Dev Tools

Things I built because the existing options annoyed me.

Most of these started the same way: I needed something, the existing options were either overkill or didn't exist, so I built my own.

After a while I noticed they were connecting to each other. isitme handles auth across multiple projects. Secretdef validates their environment variables. Parser.run feeds data into the directories. Folderblog publishes for the ones that need a blog. It stopped being a list of tools and started being a stack.

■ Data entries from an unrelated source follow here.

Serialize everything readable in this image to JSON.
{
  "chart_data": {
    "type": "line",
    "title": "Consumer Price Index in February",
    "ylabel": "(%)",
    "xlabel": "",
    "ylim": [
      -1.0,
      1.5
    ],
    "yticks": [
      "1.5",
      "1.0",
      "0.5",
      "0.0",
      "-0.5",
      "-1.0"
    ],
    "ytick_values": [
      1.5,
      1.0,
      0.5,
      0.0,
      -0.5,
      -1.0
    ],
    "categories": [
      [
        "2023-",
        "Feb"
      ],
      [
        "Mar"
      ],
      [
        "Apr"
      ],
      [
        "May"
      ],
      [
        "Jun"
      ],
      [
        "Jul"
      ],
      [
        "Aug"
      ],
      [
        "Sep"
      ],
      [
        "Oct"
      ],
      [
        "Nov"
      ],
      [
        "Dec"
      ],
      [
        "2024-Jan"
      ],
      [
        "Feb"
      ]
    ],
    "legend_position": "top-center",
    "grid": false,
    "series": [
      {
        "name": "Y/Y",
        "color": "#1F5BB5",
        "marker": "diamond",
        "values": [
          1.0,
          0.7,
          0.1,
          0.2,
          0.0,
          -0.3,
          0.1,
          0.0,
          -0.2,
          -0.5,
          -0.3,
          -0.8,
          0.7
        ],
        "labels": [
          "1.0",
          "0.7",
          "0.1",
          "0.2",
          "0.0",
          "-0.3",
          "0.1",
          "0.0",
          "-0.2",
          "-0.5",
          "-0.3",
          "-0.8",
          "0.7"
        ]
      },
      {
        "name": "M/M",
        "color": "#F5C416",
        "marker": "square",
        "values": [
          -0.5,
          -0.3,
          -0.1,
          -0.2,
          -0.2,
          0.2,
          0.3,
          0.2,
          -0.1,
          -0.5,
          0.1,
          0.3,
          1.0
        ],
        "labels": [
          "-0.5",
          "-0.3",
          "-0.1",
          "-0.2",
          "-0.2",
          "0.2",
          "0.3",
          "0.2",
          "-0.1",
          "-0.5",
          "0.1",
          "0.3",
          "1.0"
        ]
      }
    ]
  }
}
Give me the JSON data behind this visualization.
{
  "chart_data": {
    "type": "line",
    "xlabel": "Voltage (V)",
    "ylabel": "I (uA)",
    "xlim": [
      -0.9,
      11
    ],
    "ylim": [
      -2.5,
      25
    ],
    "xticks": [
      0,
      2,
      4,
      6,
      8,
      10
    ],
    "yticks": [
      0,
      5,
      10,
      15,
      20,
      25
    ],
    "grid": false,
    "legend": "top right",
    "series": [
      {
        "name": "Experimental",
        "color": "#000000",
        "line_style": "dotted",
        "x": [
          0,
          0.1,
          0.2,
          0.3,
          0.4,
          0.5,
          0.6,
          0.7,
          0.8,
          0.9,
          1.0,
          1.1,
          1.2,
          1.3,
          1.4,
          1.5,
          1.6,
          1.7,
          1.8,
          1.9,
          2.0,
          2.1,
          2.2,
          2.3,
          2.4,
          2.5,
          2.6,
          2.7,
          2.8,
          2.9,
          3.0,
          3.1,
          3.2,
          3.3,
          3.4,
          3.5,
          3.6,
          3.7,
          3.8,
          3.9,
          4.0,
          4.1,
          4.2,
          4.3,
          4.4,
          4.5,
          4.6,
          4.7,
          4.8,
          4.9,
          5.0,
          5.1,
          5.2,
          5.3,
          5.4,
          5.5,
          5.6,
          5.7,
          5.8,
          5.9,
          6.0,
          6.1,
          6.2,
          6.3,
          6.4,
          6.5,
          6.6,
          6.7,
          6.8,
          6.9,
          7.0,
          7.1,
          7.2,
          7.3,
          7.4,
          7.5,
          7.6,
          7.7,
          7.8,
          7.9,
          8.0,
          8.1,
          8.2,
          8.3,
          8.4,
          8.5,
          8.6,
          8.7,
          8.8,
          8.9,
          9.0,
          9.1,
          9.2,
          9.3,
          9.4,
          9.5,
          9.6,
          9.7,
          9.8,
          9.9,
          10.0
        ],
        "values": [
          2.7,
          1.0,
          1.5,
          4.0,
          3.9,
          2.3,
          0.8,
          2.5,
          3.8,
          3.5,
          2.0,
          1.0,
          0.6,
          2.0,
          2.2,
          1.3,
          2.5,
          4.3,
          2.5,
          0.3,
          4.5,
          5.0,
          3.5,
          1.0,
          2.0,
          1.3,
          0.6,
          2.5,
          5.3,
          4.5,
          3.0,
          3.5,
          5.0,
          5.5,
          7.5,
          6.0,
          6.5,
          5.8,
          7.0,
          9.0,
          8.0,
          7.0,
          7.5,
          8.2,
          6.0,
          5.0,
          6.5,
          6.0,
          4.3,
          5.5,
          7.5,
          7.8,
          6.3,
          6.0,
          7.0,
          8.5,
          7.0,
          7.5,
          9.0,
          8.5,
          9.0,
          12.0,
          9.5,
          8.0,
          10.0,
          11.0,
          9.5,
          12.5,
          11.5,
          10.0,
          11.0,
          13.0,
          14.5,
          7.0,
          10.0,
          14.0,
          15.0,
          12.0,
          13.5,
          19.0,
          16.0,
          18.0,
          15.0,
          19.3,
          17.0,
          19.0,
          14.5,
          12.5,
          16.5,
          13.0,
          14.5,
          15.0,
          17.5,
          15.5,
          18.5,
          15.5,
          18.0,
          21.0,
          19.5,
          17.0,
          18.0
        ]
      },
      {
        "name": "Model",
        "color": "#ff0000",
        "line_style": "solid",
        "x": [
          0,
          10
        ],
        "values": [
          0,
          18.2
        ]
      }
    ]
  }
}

Some are in production, some are half-built, a few are just ideas with a good domain name. That's how it goes when you can't stop making things.

  • Fusebox
    • X-ray vision for any website.
    • Browser extension that shows you what any site is built with — DNS, hosting, tech stack, headers, security config.
    • One click, clean panel. For developers who inspect every page they visit.
  • isitme
    • Passkey auth in two lines of code.
    • Drop-in biometric authentication for indie projects. No config, no dashboard to sign up for, no boilerplate.
    • Fingerprint or Face ID, works everywhere. Authenticates half the projects on this page.
  • WebLLM.org
    • A standard inference protocol for AI on the web.
    • One API shape for any language model — local, cloud, or edge.
    • WebRTC standardized video. WebGL standardized graphics. AI inference doesn't have its equivalent yet. This is a proposal for that.
  • Passji
    • Emoji-based identity for humans and AI agents.
    • Pick 3 emoji, register a passkey, that's your login. 12 million combinations.
    • Works for people and bots — because agents need accounts too and they don't have email addresses. Spun out of isitme.
  • Folderblog
    • Your filesystem is the CMS.
    • Drop markdown files in a folder, get a blog. No database, no admin panel. Folder structure becomes site structure.
    • Simple enough that an AI agent can publish by writing files to disk. Powers Raccook.
  • solid-glass
    • Glassmorphism done right.
    • Frosted glass UI effects for React, Vue, and vanilla JS. Seven effects, sixteen presets, zero dependencies.
    • Built because every glassmorphism implementation was a CodePen snippet and nobody had packaged it for production.
  • Secretdef
    • Catch missing secrets at startup, not at crash time.
    • Environment variable validation with types and defaults. Your app validates its config before it boots.
    • Also machine-readable — coding agents can parse the schema and fix what's missing. Born from a production crash nobody caught for 3 hours.
  • SpareToken
    • SETI@home for open source.
    • Your machine's idle CPU and GPU cycles go to community projects that can't afford cloud infrastructure.
    • CI pipelines, ML training, rendering. The compute exists — it's just sitting in everyone's pockets doing nothing.
  • Parser.run
    • Describe the data you want. The agent extracts it.
    • AI-powered web scraping where you write plain language, not CSS selectors. Adapts when layouts change.
    • Handles pagination, auth, rate limits. Powers the data pipeline behind DevAll and other directories in this portfolio.
  • Tinbox
    • Emails land as files. Agents read them like code.
    • Email-to-file bridge for AI workflows. Incoming messages convert to markdown in a git repo.
    • No IMAP, no OAuth dance. Built because agents are great with files and terrible with email APIs.
  • CounterAPI
    • One HTTP call to count anything.
    • Page views, votes, downloads — no database, no auth. The smallest possible backend: a number that goes up.
    • Extracted after building the same counter table for the fourth time.
Work in progress
  • Repo.md
    • Beautiful docs from any git repo.
    • Point it at a repo, your markdown renders as a navigable documentation site. No build step, no config.
    • Same idea as Folderblog, applied to code documentation.
  • Schemaful
    • Define your data shape once. Use it everywhere.
    • One source of truth that generates TypeScript types, Zod validators, database migrations, and API docs.
    • Because changing a field name shouldn't mean updating five files and missing a sixth.
  • Mid.run
    • Sit between your app and any API.
    • HTTP proxy that lets you inspect, mock, transform, and debug API traffic in real time.
    • Without adding console.log to your codebase. Charles Proxy for the API-first era.
  • QualityGPTs
    • The good custom GPTs, filtered.
    • Curated directory for the flood of AI assistants. Reviews, rankings, categorization.
    • Because 95% of the GPT store is junk and someone had to do the sorting.
  • InboxAPI
    • Programmable inbound email.
    • Get an email address, receive messages via webhook, attachments parsed automatically.
    • No mail server, no MX records. The receive-side companion to Tinbox.
  • DevAll
    • Every developer tool, searchable and compared.
    • Comprehensive directory of dev tools, APIs, libraries, and services. Auto-updated via Parser.run.
    • The resource I wished existed every time I started a new project and spent 3 hours researching auth providers.